7. Trocas gasosas e curva de resposta da fotossíntese líquida (A) em função da fração molar intracelular de CO2 (Ci) e da densidade de fluxo de fótons (Q)
As características de trocas gasosas serão medidas em um sistema aberto por infravermelho (IRGA - LI-6400XT, Li-Cor Inc., NE, USA). Os parâmetros concentração intracelular de CO2 (Ci), condutância da folha ao vapor d’água (g), taxa de troca de CO2 (fotossíntese líquida – A) e taxa de transpiração (E) serão calculados segundo o modelo de Von Caemmerer e Farquhar (1981). Para determinação da curva A/Ci será realizada com o fornecimento gradual de CO2 em concentração conhecida (Ca) (previamente estabelecida em ensaios preliminares) por sistema de injeção apropriado e medida da fotossíntese líquida correspondente. Obtida a curva de resposta será utilizado o modelo proposto por Farquhar et al., (1980) que permite a estimativa: da atividade aparente da Rubisco (VCi max), da máxima taxa de transporte de elétrons usados na regeneração da ribulose 1,5-bisfosfato (Jmax) e da utilização da triose-fosfato (VTPU). A curva A/Ci será realizada em três diferentes densidades de fluxo de fótons.

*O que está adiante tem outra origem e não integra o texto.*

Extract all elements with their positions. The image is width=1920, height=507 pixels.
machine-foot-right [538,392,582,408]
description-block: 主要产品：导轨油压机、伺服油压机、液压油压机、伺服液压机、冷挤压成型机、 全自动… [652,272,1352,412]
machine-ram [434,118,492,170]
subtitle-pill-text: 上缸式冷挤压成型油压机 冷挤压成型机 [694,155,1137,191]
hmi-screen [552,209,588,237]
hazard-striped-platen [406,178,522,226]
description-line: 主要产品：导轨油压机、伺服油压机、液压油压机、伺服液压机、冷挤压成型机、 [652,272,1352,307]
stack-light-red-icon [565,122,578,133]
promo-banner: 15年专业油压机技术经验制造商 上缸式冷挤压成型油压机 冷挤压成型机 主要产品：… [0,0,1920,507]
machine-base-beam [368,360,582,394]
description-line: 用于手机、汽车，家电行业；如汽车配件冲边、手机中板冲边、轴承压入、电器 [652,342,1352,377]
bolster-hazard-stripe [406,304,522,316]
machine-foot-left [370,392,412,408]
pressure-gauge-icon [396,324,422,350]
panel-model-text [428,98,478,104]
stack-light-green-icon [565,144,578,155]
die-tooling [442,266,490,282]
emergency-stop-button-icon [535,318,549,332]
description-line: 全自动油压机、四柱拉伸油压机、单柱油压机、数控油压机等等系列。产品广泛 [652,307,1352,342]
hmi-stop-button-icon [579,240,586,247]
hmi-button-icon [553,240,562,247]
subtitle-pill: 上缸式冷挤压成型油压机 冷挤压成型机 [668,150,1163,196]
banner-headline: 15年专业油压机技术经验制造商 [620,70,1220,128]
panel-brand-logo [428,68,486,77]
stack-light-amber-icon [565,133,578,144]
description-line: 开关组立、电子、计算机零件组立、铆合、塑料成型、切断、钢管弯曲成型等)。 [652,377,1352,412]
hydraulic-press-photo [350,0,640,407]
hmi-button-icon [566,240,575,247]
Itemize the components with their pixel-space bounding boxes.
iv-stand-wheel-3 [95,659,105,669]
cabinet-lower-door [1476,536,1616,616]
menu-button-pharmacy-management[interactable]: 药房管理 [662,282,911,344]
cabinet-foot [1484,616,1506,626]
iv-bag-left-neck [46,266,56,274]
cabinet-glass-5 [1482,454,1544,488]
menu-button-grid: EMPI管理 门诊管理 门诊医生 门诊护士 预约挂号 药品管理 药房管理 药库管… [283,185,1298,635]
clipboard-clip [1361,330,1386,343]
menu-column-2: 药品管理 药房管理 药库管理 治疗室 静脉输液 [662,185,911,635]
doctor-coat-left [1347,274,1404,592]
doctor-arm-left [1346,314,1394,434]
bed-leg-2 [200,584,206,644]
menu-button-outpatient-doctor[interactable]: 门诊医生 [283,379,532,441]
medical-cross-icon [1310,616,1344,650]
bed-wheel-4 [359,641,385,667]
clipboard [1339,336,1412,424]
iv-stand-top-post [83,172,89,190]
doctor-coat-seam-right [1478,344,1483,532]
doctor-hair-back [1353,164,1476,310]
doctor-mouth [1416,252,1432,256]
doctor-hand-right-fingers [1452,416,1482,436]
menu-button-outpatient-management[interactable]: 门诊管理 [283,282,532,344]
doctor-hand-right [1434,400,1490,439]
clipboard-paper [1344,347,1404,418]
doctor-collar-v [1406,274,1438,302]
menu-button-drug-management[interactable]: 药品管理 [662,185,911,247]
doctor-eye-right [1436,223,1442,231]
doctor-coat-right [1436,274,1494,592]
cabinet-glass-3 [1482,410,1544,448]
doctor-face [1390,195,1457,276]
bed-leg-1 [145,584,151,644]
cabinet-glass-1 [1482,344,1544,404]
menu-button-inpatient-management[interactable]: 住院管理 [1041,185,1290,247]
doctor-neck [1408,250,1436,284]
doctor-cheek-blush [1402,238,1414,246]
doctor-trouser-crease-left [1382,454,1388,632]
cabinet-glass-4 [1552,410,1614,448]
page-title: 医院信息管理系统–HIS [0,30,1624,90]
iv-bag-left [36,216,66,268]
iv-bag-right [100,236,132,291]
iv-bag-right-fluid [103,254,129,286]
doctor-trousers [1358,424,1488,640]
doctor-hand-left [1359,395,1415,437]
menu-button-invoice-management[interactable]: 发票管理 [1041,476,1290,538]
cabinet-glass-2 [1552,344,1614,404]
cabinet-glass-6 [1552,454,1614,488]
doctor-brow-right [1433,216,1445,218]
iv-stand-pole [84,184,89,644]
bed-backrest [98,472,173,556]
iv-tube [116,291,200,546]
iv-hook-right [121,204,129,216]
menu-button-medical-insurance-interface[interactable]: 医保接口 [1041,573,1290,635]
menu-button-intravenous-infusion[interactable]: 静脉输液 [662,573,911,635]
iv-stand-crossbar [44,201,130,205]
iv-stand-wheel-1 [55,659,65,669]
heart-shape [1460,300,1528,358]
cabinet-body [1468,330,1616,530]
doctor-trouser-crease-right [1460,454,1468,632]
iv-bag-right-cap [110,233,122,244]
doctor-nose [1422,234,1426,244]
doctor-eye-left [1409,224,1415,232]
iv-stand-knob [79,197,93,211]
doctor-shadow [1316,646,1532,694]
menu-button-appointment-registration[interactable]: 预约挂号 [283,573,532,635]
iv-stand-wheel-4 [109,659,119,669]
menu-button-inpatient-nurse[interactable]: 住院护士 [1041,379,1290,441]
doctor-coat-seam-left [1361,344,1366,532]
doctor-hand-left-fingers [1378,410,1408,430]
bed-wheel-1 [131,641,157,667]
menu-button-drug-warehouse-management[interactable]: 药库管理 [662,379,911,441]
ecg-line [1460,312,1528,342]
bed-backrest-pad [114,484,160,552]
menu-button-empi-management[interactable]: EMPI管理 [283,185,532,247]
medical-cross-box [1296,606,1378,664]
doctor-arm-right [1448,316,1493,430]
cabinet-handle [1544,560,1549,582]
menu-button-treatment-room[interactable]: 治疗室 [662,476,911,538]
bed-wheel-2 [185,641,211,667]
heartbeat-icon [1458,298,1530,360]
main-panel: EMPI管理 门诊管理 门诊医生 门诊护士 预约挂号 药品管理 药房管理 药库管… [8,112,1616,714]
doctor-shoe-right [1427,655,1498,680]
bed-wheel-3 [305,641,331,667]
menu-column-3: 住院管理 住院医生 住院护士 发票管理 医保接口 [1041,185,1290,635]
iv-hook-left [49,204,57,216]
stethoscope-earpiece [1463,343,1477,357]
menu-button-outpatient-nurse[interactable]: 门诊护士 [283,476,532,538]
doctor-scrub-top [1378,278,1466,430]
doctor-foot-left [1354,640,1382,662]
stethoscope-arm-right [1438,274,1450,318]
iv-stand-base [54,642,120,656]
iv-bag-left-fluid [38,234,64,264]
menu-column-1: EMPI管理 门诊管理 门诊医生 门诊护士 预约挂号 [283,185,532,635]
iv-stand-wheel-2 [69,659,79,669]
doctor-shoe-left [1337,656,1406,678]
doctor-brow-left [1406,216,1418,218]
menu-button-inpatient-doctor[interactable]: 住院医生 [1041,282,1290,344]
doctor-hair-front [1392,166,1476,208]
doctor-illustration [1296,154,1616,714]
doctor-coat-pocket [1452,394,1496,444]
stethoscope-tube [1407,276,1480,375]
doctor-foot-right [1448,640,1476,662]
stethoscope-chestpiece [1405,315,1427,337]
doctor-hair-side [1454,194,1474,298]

Dessa forma, ao final da execução das etapas propostas neste projeto, espera-se:

Avaliar parâmetros qualitativos e quantitativos de fluorescência das clorofilas e trocas gasosas de genótipos de Arabidopsis com características fotossintéticas diferencial;

Traçar um paralelo entre os diferentes genótipos de Arabidopsis, caracterizando sua performance de absorção de energia luminosa;

Avaliar o impacto de estresses abióticos nas plantas dos diferentes genótipos de Arabidopsis;

Compreensão dos aspectos biofísicos do fluxo de energia na cadeia de transporte de elétrons da fotossíntese para potencializar o aproveitamento da energia luminosa;

Desenvolver conhecimento científico básico sobre a relação entre a fluorescência das clorofilas, permitindo a consolidação da linha de pesquisa utilizando a fluorescência como instrumento de pesquisas em fisiologia vegetal;

Formação de recursos humanos em nível de iniciação científica e pós-graduação.

Publicação de artigos científicos e apresentação de trabalhos em eventos relacionados à área de fisiologia vegetal.